Paralela ao bazar chinês, a via ribeirinha destina-se à venda de diversos tipos de artesanato e uma ou outra loja de conveniência aberta toda a noite. Há ainda uma série de antiquários (um deles o “Antigo”), agências de viagem, repositórios de especiarias ao jeito tendinha de souq e estabelecimentos de tatuagens e “piercings”, ou não estivéssemos nós em terra de caçadores de cabeças.

Mas que prazer deambular, de dia ou de noite, pelo logradouro fluvial bem guarnecido de áreas de recreio para os petizes e pequenos botequins, amovíveis ou permanentes, com rodados ou sem eles, prontos a servir na hora petiscos, guloseimas e pequenas refeições. Um destaca-se pelo seu nome, Zé Kiosk, e data de 1998. Será que é de algum português? A verdade, e apesar dos meus esforços, ninguém me soube explicar a origem do nome.

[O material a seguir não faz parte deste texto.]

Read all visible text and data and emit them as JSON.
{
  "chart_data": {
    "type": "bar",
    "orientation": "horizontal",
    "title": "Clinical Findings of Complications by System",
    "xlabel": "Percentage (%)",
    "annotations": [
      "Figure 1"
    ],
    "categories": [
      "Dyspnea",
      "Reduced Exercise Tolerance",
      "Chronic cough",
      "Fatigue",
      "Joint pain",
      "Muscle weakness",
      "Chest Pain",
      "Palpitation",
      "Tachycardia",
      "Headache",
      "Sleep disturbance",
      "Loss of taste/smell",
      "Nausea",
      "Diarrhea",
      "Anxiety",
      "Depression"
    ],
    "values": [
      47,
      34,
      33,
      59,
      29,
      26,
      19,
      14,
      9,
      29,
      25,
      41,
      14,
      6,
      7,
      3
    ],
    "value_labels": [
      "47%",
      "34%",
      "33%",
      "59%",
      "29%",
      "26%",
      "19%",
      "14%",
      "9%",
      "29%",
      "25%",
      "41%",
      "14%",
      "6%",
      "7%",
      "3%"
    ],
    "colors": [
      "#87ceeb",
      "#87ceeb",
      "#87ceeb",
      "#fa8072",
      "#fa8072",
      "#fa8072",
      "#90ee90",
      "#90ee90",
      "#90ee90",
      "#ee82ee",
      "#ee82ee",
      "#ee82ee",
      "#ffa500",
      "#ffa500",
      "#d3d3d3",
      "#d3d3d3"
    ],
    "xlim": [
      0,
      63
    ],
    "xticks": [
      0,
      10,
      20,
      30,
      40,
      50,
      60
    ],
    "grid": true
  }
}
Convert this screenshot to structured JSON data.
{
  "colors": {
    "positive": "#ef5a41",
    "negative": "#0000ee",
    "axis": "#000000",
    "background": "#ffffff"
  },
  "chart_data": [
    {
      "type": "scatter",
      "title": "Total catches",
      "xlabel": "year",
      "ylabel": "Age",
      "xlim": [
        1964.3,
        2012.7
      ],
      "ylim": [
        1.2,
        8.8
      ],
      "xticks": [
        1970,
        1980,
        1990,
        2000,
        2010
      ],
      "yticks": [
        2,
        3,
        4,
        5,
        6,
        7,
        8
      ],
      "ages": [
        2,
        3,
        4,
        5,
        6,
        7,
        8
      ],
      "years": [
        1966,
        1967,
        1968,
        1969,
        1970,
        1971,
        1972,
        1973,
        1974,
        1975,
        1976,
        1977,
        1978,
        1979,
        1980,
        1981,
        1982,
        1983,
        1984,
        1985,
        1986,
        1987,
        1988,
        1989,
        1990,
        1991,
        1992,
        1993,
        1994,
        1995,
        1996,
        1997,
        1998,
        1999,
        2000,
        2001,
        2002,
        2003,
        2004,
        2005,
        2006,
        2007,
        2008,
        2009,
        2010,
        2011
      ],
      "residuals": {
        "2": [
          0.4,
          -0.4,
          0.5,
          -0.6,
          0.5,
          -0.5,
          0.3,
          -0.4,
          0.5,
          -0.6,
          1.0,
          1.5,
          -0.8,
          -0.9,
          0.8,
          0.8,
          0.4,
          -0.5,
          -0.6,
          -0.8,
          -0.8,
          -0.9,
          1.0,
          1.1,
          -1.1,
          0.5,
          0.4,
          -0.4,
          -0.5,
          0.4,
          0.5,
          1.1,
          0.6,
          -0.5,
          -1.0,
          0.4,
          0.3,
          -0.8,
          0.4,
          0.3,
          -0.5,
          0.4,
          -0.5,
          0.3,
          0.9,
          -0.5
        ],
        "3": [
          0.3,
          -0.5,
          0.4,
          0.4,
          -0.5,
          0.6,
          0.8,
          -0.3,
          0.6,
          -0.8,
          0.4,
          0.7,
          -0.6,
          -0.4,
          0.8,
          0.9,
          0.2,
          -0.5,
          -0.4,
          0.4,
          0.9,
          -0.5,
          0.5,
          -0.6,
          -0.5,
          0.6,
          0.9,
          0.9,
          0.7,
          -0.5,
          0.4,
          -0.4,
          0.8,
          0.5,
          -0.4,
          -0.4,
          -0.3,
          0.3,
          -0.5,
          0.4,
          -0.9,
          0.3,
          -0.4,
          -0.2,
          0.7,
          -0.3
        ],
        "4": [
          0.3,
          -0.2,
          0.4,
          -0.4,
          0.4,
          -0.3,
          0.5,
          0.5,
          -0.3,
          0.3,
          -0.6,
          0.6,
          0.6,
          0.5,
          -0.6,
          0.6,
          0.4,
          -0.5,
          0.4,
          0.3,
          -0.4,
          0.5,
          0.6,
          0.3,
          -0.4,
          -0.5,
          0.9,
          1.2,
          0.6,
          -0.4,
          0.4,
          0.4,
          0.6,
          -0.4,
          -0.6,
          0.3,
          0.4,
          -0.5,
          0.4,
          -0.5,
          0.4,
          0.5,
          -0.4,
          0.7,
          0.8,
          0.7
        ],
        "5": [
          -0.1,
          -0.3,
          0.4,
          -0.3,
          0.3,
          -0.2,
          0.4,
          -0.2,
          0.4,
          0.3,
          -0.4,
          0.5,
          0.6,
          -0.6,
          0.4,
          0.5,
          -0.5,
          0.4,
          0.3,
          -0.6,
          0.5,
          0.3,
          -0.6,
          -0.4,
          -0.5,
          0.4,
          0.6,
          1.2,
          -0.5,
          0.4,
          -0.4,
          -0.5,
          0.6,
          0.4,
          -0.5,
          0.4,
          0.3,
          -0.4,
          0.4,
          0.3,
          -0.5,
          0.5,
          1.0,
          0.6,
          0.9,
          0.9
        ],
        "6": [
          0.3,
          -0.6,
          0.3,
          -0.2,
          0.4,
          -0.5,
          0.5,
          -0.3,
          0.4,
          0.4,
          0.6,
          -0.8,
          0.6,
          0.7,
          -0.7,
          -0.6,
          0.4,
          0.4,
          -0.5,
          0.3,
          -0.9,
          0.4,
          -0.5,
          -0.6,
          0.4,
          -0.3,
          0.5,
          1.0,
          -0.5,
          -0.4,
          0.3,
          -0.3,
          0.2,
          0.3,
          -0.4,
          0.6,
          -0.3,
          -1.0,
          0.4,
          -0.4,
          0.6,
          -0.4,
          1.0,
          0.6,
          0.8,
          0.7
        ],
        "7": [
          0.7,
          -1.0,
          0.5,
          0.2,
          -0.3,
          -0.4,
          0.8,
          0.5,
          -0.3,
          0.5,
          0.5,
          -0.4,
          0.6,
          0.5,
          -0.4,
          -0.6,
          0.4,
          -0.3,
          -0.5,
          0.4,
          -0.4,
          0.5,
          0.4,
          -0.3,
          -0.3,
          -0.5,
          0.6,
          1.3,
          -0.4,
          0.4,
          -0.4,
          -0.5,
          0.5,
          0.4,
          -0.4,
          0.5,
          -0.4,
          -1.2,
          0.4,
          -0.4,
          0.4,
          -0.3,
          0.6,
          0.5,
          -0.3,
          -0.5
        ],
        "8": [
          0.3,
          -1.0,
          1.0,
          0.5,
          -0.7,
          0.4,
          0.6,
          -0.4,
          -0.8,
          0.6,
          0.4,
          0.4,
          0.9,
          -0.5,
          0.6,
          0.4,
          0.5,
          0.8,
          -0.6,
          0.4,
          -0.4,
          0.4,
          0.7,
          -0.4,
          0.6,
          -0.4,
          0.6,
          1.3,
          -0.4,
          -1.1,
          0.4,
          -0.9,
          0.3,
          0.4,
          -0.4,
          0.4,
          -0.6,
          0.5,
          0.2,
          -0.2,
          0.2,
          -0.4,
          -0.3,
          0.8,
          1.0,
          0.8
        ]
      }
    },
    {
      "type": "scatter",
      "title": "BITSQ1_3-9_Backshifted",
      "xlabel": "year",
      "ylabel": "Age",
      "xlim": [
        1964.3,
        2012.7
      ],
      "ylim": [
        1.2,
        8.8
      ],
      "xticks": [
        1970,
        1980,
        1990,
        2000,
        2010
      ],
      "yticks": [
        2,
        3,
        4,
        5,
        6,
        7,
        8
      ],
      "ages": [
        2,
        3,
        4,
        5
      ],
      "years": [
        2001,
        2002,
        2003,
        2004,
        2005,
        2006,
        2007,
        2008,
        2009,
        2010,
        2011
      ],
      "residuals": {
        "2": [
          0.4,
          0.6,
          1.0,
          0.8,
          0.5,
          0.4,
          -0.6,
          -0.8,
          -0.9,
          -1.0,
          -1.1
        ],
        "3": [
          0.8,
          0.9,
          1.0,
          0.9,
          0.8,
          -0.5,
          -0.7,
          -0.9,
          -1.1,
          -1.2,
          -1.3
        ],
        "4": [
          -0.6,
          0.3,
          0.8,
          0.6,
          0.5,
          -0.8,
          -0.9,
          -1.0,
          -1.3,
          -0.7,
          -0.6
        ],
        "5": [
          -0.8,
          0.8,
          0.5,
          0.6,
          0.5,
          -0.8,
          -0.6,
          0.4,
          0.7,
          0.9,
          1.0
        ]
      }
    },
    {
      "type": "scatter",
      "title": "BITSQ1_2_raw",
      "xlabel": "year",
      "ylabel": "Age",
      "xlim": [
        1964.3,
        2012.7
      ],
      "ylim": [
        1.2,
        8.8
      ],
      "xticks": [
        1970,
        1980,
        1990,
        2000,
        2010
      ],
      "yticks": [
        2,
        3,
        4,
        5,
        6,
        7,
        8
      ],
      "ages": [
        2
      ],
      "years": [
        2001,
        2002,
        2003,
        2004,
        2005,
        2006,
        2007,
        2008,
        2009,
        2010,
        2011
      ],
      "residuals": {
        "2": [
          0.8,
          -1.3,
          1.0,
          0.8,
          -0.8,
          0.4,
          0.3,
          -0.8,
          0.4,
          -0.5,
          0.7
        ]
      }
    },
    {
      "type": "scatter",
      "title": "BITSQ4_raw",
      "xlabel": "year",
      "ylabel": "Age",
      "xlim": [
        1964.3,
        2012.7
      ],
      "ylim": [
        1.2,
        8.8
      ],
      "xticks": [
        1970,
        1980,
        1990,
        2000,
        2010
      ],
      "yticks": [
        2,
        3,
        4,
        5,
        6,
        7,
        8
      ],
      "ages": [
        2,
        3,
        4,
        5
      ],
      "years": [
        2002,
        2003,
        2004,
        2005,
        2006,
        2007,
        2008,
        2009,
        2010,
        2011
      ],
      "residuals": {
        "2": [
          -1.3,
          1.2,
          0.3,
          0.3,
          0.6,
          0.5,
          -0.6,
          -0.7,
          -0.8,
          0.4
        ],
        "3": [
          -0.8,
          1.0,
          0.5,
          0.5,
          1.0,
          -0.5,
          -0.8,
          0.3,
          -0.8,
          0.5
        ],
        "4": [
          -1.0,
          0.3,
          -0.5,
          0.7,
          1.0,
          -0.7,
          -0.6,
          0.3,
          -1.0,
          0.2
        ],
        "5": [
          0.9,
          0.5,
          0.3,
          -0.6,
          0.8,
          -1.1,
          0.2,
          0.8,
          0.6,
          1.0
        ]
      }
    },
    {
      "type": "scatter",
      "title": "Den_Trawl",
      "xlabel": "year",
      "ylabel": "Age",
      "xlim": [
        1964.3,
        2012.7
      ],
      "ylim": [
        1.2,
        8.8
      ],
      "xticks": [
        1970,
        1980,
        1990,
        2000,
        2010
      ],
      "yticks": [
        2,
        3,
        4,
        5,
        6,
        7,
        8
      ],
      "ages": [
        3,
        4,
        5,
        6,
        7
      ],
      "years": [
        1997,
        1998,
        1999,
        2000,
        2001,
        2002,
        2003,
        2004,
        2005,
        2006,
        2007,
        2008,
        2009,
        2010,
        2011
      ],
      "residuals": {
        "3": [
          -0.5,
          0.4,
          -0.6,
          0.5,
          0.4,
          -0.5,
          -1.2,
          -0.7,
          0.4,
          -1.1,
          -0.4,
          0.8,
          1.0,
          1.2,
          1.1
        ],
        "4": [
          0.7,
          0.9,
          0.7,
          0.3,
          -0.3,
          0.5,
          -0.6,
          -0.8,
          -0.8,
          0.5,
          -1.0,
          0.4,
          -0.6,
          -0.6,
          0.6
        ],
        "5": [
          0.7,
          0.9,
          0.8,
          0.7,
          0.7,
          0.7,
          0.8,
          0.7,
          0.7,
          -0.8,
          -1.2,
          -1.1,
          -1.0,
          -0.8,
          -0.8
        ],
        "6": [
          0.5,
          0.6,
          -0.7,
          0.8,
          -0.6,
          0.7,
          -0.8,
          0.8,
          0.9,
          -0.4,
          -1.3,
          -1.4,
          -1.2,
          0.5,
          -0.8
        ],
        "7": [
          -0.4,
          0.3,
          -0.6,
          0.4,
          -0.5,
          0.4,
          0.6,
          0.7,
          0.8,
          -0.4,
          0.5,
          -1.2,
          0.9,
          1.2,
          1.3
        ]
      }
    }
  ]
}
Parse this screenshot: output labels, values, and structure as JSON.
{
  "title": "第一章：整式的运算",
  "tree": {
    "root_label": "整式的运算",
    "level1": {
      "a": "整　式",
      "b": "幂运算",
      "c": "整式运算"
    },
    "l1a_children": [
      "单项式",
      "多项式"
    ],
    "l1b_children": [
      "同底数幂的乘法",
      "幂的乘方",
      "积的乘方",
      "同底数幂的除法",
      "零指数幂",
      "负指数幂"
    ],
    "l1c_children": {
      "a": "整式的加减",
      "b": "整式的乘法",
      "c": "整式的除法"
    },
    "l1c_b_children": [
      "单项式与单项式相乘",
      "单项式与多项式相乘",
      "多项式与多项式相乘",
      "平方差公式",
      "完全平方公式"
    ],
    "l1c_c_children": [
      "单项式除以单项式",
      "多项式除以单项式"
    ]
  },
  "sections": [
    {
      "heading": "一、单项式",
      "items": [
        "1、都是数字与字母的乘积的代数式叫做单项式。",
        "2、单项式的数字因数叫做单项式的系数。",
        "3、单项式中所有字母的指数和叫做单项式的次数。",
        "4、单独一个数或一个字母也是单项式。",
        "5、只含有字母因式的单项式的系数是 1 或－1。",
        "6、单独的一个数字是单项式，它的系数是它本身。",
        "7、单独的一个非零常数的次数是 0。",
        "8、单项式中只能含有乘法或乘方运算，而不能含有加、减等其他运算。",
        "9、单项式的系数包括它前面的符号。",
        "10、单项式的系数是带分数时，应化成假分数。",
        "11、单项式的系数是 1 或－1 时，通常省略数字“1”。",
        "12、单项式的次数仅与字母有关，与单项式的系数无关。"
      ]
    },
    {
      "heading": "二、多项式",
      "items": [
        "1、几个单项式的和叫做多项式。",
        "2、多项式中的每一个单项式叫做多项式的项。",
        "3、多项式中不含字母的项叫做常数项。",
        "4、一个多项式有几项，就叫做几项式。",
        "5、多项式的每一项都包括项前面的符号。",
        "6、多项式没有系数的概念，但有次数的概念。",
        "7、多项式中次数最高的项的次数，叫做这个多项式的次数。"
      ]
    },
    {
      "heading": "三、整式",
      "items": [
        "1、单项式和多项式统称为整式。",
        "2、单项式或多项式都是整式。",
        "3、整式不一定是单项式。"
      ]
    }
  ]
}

Aos fins-de-semana à noite não faltam grupos de músicos amadores, duos ou trios, percussões e cordofones, onde sempre consta o “nosso” cavaquinho. De novo me soam lusitanos substanciais trechos de todas aquelas cantorias.

Recuperado pela edilidade a considerável custo, pois houve que reclamar terra onde antes embarcavam e desembarcavam os habitantes de ambas as margens, o passeio fluvial é dos locais mais palmilhados da capital de Sarawak. E se até agora a construção de pontes entre o Norte e o Sul da cidade apenas teve em conta os veículos motorizados, o panorama irá mudar após o término da construção de uma ponte pedestre de pomposo nome e ousado recorte. Autoria de um arquitecto turco, a Ponte Dourada, deve ter tido alguns derrapamentos orçamentais pois, apesar das várias datas apontadas para a conclusão dos trabalhos, continua a um terço do caminho, o que dá ao local aspecto de rampa de lançamento de nave aeroespacial. Só esperemos que, uma vez concluída, não vá tomar o lugar das belas embarcações com coberta que regularmente, e a troco de um par de ringiits, fazem a travessia do Sarawak. Barcos típicos dos orang ulu e dos iban ou simples sampanas malaias, seja na sua versão transporte público ou viagem de turista promocionais com quarenta por cento de desconto, neste caso tendo como extra proas em forma de calau de bico vermelho.